La loi favorise l'égal accès des femmes et des hommes aux mandats électoraux et fonctions électives, ainsi qu'aux responsabilités professionnelles et sociales. »
A l’origine l’alinéa 1er de l’article 1er de la Constitution se situait à l’alinéa 1er de l’article 2. Son déplacement résulte de la loi constitutionnelle du 4 août 1995, l’alinéa 2 a été ajouté lors de la réforme constitutionnelle de juillet 2008.
■ Les caractères de la République
Le caractère indivisible de la République
Le principe d’indivisibilité a pour objectif d’interdire toute forme de fédéralisme en France. En effet, l’État français répond aux critères de l’État unitaire déconcentré et décentralisé.

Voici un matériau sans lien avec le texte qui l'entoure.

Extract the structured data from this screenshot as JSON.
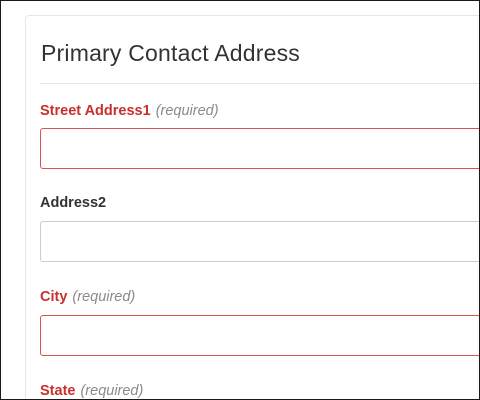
{
  "panel": {
    "title": "Primary Contact Address"
  },
  "fields": {
    "street1": {
      "label": "Street Address1",
      "note": "(required)",
      "value": ""
    },
    "address2": {
      "label": "Address2",
      "value": ""
    },
    "city": {
      "label": "City",
      "note": "(required)",
      "value": ""
    },
    "state": {
      "label": "State",
      "note": "(required)"
    }
  },
  "colors": {
    "required_label": "#c9302c",
    "required_border": "#d9534f",
    "optional_border": "#cccccc",
    "note_text": "#8a8a8a"
  }
}
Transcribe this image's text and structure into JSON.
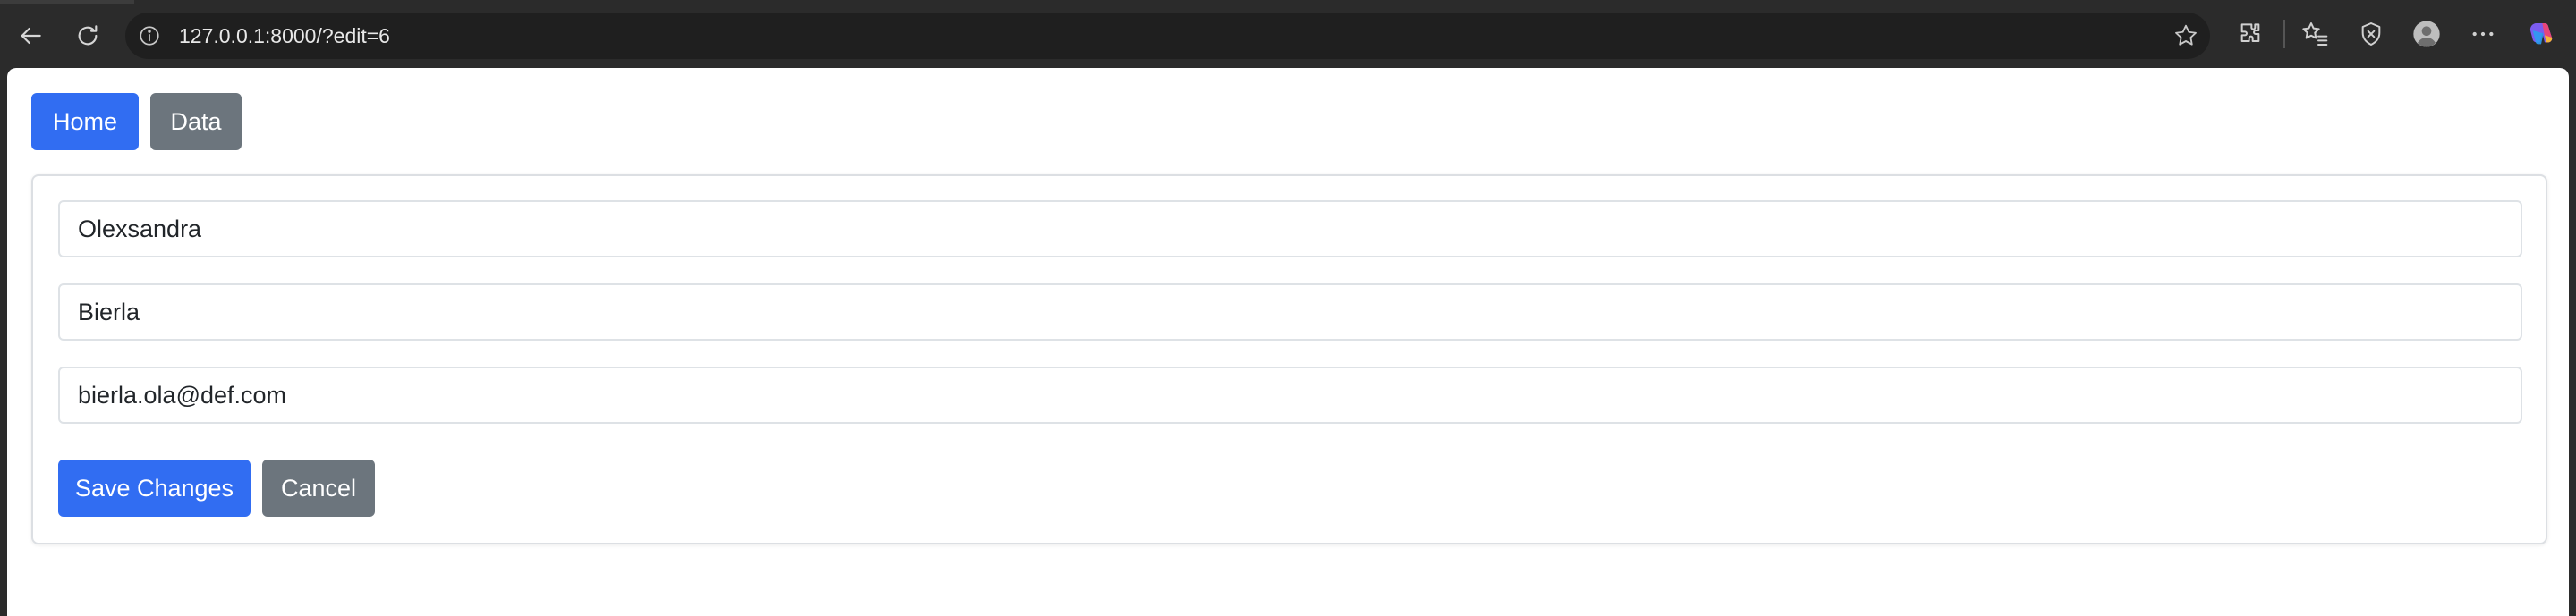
{
  "browser": {
    "url": "127.0.0.1:8000/?edit=6",
    "icons": [
      "back-arrow-icon",
      "reload-icon",
      "site-info-icon",
      "favorite-star-icon",
      "extensions-icon",
      "favorites-icon",
      "browser-essentials-icon",
      "profile-icon",
      "more-icon",
      "copilot-icon"
    ]
  },
  "nav": {
    "home_label": "Home",
    "data_label": "Data"
  },
  "form": {
    "first_name": "Olexsandra",
    "last_name": "Bierla",
    "email": "bierla.ola@def.com",
    "save_label": "Save Changes",
    "cancel_label": "Cancel"
  },
  "colors": {
    "primary": "#316df2",
    "secondary": "#6c757d",
    "chrome": "#2b2b2b"
  }
}
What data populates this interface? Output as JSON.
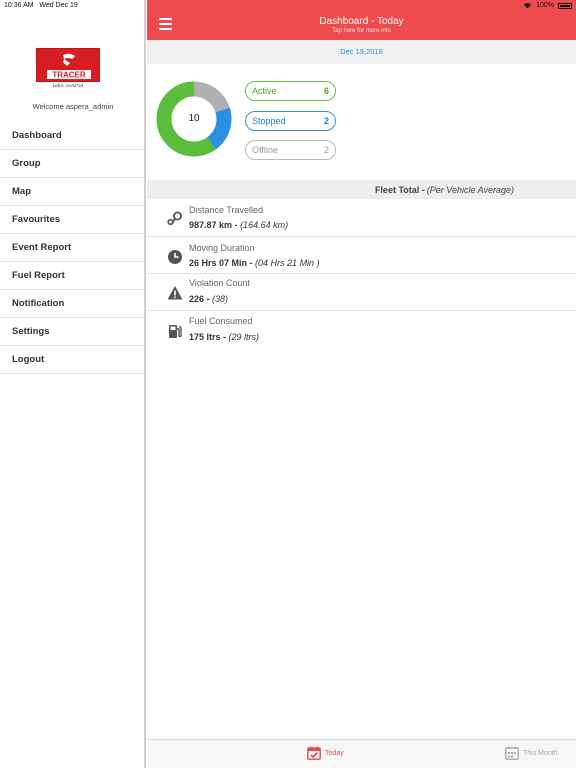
{
  "status_bar": {
    "time": "10:36 AM",
    "date": "Wed Dec 19",
    "battery": "100%"
  },
  "sidebar": {
    "logo_tagline": "take control",
    "welcome": "Welcome aspera_admin",
    "items": [
      {
        "label": "Dashboard"
      },
      {
        "label": "Group"
      },
      {
        "label": "Map"
      },
      {
        "label": "Favourites"
      },
      {
        "label": "Event Report"
      },
      {
        "label": "Fuel Report"
      },
      {
        "label": "Notification"
      },
      {
        "label": "Settings"
      },
      {
        "label": "Logout"
      }
    ]
  },
  "header": {
    "title": "Dashboard - Today",
    "subtitle": "Tap here for more info"
  },
  "date": "Dec 19,2018",
  "vehicles": {
    "total": "10",
    "active": {
      "label": "Active",
      "count": "6"
    },
    "stopped": {
      "label": "Stopped",
      "count": "2"
    },
    "offline": {
      "label": "Offline",
      "count": "2"
    }
  },
  "fleet": {
    "title": "Fleet Total -",
    "note": "(Per Vehicle Average)"
  },
  "stats": [
    {
      "label": "Distance Travelled",
      "total": "987.87 km -",
      "avg": "(164.64 km)",
      "icon": "location-pins-icon"
    },
    {
      "label": "Moving Duration",
      "total": "26 Hrs 07 Min  -",
      "avg": "(04 Hrs 21 Min )",
      "icon": "clock-icon"
    },
    {
      "label": "Violation Count",
      "total": "226 -",
      "avg": "(38)",
      "icon": "warning-icon"
    },
    {
      "label": "Fuel Consumed",
      "total": "175 ltrs -",
      "avg": "(29 ltrs)",
      "icon": "fuel-pump-icon"
    }
  ],
  "tabs": {
    "today": "Today",
    "month": "This Month"
  },
  "colors": {
    "header": "#ee4c4c",
    "active": "#6cc04a",
    "stopped": "#2d8fe0",
    "offline": "#b9b9b9"
  }
}
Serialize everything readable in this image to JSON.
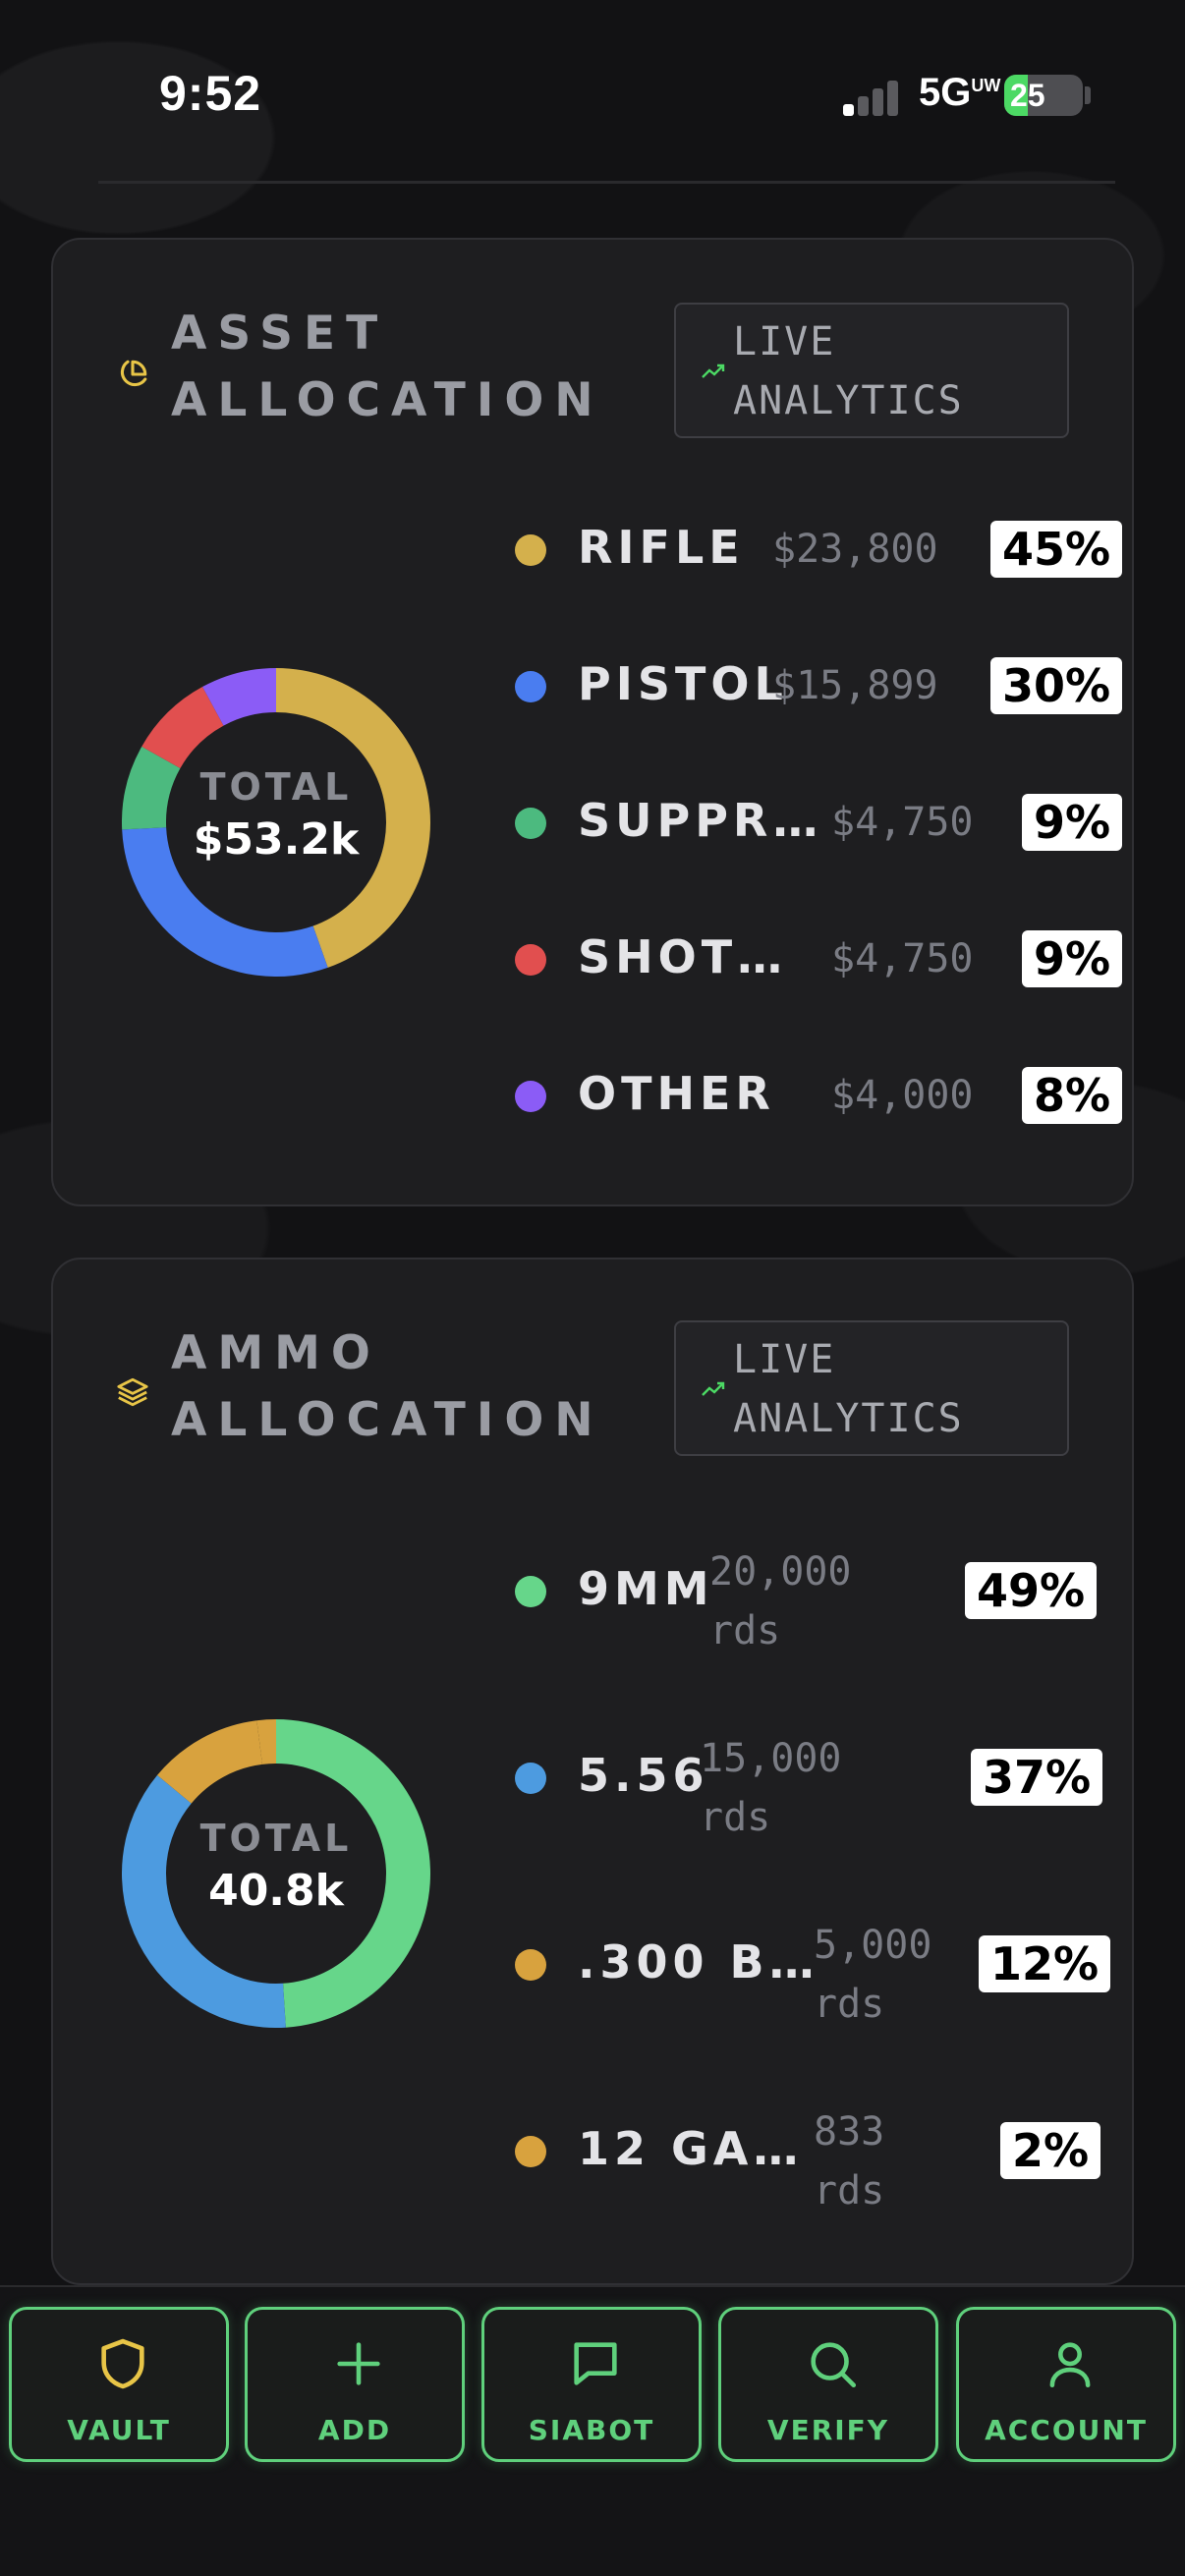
{
  "status_bar": {
    "time": "9:52",
    "network": "5G",
    "network_suffix": "UW",
    "battery": "25"
  },
  "asset_allocation": {
    "title": "ASSET ALLOCATION",
    "badge": "LIVE ANALYTICS",
    "total_label": "TOTAL",
    "total_value": "$53.2k",
    "items": [
      {
        "name": "RIFLE",
        "value": "$23,800",
        "percent": "45%",
        "color": "#d4b04c"
      },
      {
        "name": "PISTOL",
        "value": "$15,899",
        "percent": "30%",
        "color": "#4a7df0"
      },
      {
        "name": "SUPPR…",
        "value": "$4,750",
        "percent": "9%",
        "color": "#4cba7f"
      },
      {
        "name": "SHOT…",
        "value": "$4,750",
        "percent": "9%",
        "color": "#e14f4f"
      },
      {
        "name": "OTHER",
        "value": "$4,000",
        "percent": "8%",
        "color": "#8b5cf6"
      }
    ]
  },
  "ammo_allocation": {
    "title": "AMMO ALLOCATION",
    "badge": "LIVE ANALYTICS",
    "total_label": "TOTAL",
    "total_value": "40.8k",
    "items": [
      {
        "name": "9MM",
        "value": "20,000",
        "unit": "rds",
        "percent": "49%",
        "color": "#66d68a"
      },
      {
        "name": "5.56",
        "value": "15,000",
        "unit": "rds",
        "percent": "37%",
        "color": "#4d9be0"
      },
      {
        "name": ".300 B…",
        "value": "5,000",
        "unit": "rds",
        "percent": "12%",
        "color": "#d8a23e"
      },
      {
        "name": "12 GA…",
        "value": "833",
        "unit": "rds",
        "percent": "2%",
        "color": "#d8a23e"
      }
    ]
  },
  "tabs": [
    {
      "label": "VAULT",
      "icon": "shield-icon",
      "active": true
    },
    {
      "label": "ADD",
      "icon": "plus-icon",
      "active": false
    },
    {
      "label": "SIABOT",
      "icon": "chat-icon",
      "active": false
    },
    {
      "label": "VERIFY",
      "icon": "search-icon",
      "active": false
    },
    {
      "label": "ACCOUNT",
      "icon": "user-icon",
      "active": false
    }
  ],
  "colors": {
    "accent_gold": "#e8c547",
    "accent_green": "#5fd07c",
    "card_bg": "#1e1e20"
  }
}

Le caractère laïque de la République
La laïcité de la République est une particularité française. Ce principe est issu de la loi du 9 décembre 1905 concernant la séparation des Églises et de l’État. Ainsi, la « République ne reconnaît, ne salarie ni ne subventionne aucun culte » (L. 1905, art. 2). Il existe de nombreuses applications de ce principe dans de nombreux domaines, comme par exemple l’exposition de crèches de la Nativité dans les lieux publics (V. Dalloz Actu Étudiant, 19 oct. 2015), le financement d’activités non cultuelles d’associations cultuelles ou la participation au financement des édifices de culte (V. Dalloz Actu Étudiant, 1er sept. 2011), ou encore l’enseignement. Ainsi, le principe de laïcité de l’enseignement, également rappelé à l’alinéa 13 du Préambule de la Constitution de 1946 (« L'organisation de l'enseignement public gratuit et laïque à tous les degrés est un devoir de l'État »), n’exclut pas le principe de l’existence de l’enseignement privé. S’est également posée la question du port de signes religieux et notamment du voile à l’école que ce soit pour les élèves, et réglée par la loi (C. éduc., art. L. 141-5-1) ou les parents accompagnateurs de sorties scolaires (V. Dalloz Actu Étudiant, 18 juin 2015)…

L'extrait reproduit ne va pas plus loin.